Before we get to Fiddy, some crate-digging.
a lot of heads know about this record. It’s been sampled quite a bit in underground circles, most recently by Shackleton. In our post 9-11 world, one can’t imagine a major label issuing a (great) compilation called Palestine: Music of the Intifada.
Yet in 1989 that’s exactly with Virgin Records did.
Liner notes are informative. “Not only does [the compilation] summarise Palestinian aspirations but also it reflects the radical social changes that are being brought about by the daily struggle against occupation.”
They translate the song title & explain: “From The Camp Is Born The Vision is an example of the rapidly changing position of women in society. The name of the group, ‘Sabaya al Intifada’ or ‘Young Women of the Uprising,’ for example, reflects the breakdown of restriction of women from the public life. The singing is itself a challenge, as the traditional Mowwal (or introductory solo vocals) is, for the first time, sung by a woman.”
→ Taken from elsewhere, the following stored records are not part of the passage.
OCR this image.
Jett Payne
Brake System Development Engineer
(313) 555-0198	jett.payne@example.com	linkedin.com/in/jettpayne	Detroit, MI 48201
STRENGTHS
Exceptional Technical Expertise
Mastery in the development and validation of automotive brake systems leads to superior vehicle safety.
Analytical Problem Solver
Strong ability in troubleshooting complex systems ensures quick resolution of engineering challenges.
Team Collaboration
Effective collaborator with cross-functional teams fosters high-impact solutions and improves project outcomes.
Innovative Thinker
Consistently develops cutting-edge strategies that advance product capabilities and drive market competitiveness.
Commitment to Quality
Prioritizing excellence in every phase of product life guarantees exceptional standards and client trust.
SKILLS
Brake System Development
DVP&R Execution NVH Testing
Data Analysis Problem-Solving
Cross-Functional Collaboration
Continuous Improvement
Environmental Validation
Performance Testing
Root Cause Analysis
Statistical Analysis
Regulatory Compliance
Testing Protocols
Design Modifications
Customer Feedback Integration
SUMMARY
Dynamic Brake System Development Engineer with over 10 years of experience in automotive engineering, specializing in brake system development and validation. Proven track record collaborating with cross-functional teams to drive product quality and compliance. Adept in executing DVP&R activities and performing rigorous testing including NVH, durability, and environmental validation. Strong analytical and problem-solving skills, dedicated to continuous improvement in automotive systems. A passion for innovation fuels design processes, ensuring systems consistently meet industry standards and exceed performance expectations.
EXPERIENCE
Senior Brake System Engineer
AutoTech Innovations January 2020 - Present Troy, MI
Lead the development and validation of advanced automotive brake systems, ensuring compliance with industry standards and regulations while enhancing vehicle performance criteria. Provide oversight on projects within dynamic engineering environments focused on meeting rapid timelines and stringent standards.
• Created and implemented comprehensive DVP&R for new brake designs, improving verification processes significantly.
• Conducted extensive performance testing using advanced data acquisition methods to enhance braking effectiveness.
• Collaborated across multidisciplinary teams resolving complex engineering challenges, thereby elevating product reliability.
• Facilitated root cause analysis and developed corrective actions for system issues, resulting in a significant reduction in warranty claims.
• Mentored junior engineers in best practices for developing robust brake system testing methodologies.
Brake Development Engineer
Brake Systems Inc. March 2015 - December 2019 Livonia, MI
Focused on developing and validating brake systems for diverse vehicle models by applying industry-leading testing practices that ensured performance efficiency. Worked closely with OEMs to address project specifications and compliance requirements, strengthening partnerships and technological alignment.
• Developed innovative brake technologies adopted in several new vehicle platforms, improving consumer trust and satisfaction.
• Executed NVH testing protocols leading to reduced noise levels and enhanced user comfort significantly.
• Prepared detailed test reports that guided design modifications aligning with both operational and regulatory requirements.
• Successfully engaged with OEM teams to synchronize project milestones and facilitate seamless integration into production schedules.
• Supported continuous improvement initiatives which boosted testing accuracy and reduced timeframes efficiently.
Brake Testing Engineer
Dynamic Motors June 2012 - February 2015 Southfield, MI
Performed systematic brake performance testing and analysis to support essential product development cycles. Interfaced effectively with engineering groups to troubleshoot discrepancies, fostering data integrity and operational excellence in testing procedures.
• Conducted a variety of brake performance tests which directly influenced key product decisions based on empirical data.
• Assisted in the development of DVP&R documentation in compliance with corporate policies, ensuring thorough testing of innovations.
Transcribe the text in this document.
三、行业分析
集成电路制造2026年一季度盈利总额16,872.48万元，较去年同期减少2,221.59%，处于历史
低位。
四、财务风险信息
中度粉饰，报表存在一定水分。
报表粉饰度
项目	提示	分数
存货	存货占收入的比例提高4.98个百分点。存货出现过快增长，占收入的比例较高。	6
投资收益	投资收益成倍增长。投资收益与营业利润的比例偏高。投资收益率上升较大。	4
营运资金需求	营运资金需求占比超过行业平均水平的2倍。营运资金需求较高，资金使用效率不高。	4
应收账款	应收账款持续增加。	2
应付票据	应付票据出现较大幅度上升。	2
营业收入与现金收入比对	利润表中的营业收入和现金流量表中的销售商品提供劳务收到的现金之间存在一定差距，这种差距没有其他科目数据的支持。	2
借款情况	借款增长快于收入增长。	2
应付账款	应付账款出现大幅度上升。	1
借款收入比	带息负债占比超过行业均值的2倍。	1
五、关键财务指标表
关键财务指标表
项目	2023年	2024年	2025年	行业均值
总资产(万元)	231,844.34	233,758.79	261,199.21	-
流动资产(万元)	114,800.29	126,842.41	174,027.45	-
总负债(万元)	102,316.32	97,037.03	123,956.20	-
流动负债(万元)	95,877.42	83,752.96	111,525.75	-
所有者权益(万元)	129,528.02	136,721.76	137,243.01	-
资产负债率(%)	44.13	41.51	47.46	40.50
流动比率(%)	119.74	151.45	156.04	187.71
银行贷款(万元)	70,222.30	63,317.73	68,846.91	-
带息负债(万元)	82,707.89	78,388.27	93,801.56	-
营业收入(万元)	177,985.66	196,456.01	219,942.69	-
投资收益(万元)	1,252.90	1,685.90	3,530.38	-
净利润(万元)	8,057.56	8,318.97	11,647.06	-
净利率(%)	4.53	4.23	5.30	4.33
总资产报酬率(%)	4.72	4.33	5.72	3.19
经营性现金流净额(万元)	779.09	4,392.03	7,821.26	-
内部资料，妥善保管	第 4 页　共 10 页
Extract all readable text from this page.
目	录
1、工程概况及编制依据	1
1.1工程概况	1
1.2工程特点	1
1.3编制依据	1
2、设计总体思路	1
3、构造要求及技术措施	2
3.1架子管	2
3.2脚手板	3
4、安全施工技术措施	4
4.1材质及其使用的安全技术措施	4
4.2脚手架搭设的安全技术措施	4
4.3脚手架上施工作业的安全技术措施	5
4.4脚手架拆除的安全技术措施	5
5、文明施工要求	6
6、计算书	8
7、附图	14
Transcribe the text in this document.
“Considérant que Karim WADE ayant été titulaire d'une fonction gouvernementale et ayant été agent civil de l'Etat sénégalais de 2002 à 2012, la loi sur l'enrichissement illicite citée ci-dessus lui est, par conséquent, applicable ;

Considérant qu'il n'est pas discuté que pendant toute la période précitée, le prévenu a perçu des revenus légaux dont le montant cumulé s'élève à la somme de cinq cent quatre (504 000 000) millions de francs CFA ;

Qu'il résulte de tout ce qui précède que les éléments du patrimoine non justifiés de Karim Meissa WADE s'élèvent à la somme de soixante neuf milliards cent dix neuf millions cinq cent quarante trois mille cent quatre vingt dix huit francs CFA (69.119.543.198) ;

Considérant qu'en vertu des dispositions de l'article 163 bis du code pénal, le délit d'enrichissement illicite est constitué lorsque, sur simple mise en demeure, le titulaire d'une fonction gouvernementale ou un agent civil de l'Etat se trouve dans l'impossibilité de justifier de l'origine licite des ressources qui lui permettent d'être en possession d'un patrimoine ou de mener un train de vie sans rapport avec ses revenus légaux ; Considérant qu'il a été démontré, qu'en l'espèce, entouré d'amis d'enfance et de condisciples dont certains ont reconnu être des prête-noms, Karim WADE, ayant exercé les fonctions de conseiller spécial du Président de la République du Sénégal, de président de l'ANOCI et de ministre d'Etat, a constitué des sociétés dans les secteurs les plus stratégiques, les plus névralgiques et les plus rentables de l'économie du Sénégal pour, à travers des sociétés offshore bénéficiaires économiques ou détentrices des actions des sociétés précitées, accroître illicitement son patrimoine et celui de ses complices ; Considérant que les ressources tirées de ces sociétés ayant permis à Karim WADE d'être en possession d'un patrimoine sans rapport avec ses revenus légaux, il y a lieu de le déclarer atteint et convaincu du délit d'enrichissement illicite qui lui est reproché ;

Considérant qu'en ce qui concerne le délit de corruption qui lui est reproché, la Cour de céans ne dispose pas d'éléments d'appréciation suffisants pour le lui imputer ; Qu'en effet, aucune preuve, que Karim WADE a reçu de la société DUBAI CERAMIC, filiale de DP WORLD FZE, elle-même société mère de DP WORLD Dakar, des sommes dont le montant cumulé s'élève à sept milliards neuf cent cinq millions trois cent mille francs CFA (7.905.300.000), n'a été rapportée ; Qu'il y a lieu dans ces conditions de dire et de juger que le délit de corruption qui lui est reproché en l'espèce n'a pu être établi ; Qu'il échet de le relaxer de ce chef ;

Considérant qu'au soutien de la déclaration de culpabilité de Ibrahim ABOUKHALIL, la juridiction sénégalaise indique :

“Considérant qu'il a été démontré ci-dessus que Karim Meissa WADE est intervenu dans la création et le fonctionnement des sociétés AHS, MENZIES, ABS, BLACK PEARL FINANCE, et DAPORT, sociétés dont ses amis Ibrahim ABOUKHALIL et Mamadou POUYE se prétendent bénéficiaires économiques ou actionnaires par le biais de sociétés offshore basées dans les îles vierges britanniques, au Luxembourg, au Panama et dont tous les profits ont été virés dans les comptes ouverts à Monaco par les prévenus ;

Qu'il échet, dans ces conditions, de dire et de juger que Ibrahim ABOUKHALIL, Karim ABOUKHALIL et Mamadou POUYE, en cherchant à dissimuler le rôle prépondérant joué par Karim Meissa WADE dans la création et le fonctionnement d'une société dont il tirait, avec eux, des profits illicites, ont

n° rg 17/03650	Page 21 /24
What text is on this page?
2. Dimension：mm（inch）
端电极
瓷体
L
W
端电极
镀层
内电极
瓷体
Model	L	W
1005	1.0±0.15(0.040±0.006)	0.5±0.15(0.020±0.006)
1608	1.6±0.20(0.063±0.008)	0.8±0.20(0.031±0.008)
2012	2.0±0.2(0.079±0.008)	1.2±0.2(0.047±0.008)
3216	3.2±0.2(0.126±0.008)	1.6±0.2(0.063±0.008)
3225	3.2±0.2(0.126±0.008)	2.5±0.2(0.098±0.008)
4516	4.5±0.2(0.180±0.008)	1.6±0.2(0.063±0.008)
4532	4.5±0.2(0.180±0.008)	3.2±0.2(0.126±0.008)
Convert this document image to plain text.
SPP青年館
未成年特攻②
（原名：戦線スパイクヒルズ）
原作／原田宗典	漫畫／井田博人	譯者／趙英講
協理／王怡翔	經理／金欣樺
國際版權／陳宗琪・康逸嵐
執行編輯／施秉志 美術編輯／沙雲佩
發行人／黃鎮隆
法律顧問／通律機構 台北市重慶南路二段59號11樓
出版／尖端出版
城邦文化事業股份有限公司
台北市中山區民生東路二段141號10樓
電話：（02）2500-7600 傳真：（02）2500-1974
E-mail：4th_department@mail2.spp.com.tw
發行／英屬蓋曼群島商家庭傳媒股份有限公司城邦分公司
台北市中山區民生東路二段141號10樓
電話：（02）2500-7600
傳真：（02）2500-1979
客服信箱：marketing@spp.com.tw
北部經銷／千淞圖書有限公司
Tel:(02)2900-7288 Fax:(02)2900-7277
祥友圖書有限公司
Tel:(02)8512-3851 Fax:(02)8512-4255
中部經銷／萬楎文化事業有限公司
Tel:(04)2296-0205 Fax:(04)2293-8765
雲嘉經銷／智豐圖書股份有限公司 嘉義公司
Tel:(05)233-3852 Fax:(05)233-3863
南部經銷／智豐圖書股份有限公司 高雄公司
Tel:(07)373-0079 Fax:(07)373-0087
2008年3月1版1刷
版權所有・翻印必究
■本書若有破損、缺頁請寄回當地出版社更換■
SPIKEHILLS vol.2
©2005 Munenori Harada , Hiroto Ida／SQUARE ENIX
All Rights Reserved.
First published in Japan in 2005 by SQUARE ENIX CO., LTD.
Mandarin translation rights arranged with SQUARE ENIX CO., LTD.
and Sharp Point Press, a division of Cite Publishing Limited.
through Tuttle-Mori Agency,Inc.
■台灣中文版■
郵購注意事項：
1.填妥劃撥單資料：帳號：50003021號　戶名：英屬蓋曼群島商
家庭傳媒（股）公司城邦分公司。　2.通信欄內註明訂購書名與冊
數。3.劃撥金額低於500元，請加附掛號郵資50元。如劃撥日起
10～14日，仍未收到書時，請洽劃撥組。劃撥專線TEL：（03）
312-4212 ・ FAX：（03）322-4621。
Changing demands of geopolitical reality echo audibly in music.
“I love New York,” says my Brazilian friend as we drive into a promising and justifiably paranoid Sao Paolo night, “but every time I’m there I feel how money is strong. I come home thinking: I need to make more money.”
Right now in New York City, you hear the ominous snare-crack and tech-steppy dystopian synth melody of 50 Cent’s I Get Money booming out of cars, shops, cranked-up portable radios. “I get money” goes the main sample of Milk Dee, “money I got…” Even its percussion-only elements reference & reinforce the main theme: the beat is sampled from Cassidy’s I’m a Hustla. A few months ago the streets here were bumping with Swizz Beatz’ Money in the Bank and Straight to the Bank from the same 50 album.
It makes sense that the current wave of New York rap hits are often about money, about banks. This is capitalism music. It’s difficult to live well in this city unless you have lots of money in the bank. Billowy folds of the European social state — free health care, reasonable rents, unemployment benefits, quality espresso for 1 dollar! — are starkly absent. These songs come from the speakers and you think: that’s what I’m thinking about too, money, how to get it… The geopolitcal reality of this compressed town-nation of strivers seeps into the music, how could it not?
Brooklyn is all ethnic-enclaves (and/or class-enclaves) but in public and semi-private Manhattan the boundaries collapse: rich people may prefer that poor ones remain invisible (Mexican immigrants hidden away in their restaurants’ kitchens, the TV fantasy of a nation of uppermiddleclass, and on) but wealth, especially in an overcrowded walkerly city like Manhattan, is not only visible but it always seems to be just… almost… within reach.
The 50 song in particular is clattery, edgey. A queasy synth tone makes an atonal slide through the track every 32 bars or so. He’s bragging but the thing feels unsettled. (mo’ money mo’ problems; Connecticut tax laws can be so ornate) On some Hot97 mix shows the DJ will cut up the intro — a minute or two of “I get money money I got” and spare aggressive beat – extended, doubled up, and reconfigured under the DJ’s fader. Its sound and meaning amplified by one of the East Coast’s most power radio transmitters.
50’s popularity isn’t just an East Coast thing, or a US thing either. I’ve seen kids rocking his shirts and sidewalk businessmen hawking his albums in a dozen countries, at least…
Google ‘I get money’ and you find Fiddy. Incidentally, at the Harvard Free Culture Conference I spoke at a few months ago, they offered free bottles of Glacéau, 50 Cent’s bottled water business which he raps about in the first verse of I Get Money and sold to Coca-Cola for 4.1 billion dollars, netting roughly 100 million from his 10% share. A billion dollars for what!? How!? Curtis elucidates-
I take quarter water sold it in bottles for 2 bucks / Coca-Cola came and bought it for billions, what the f**k?
Real talk. C.R.E.A.M. talk. New York wallet-eaters stand up.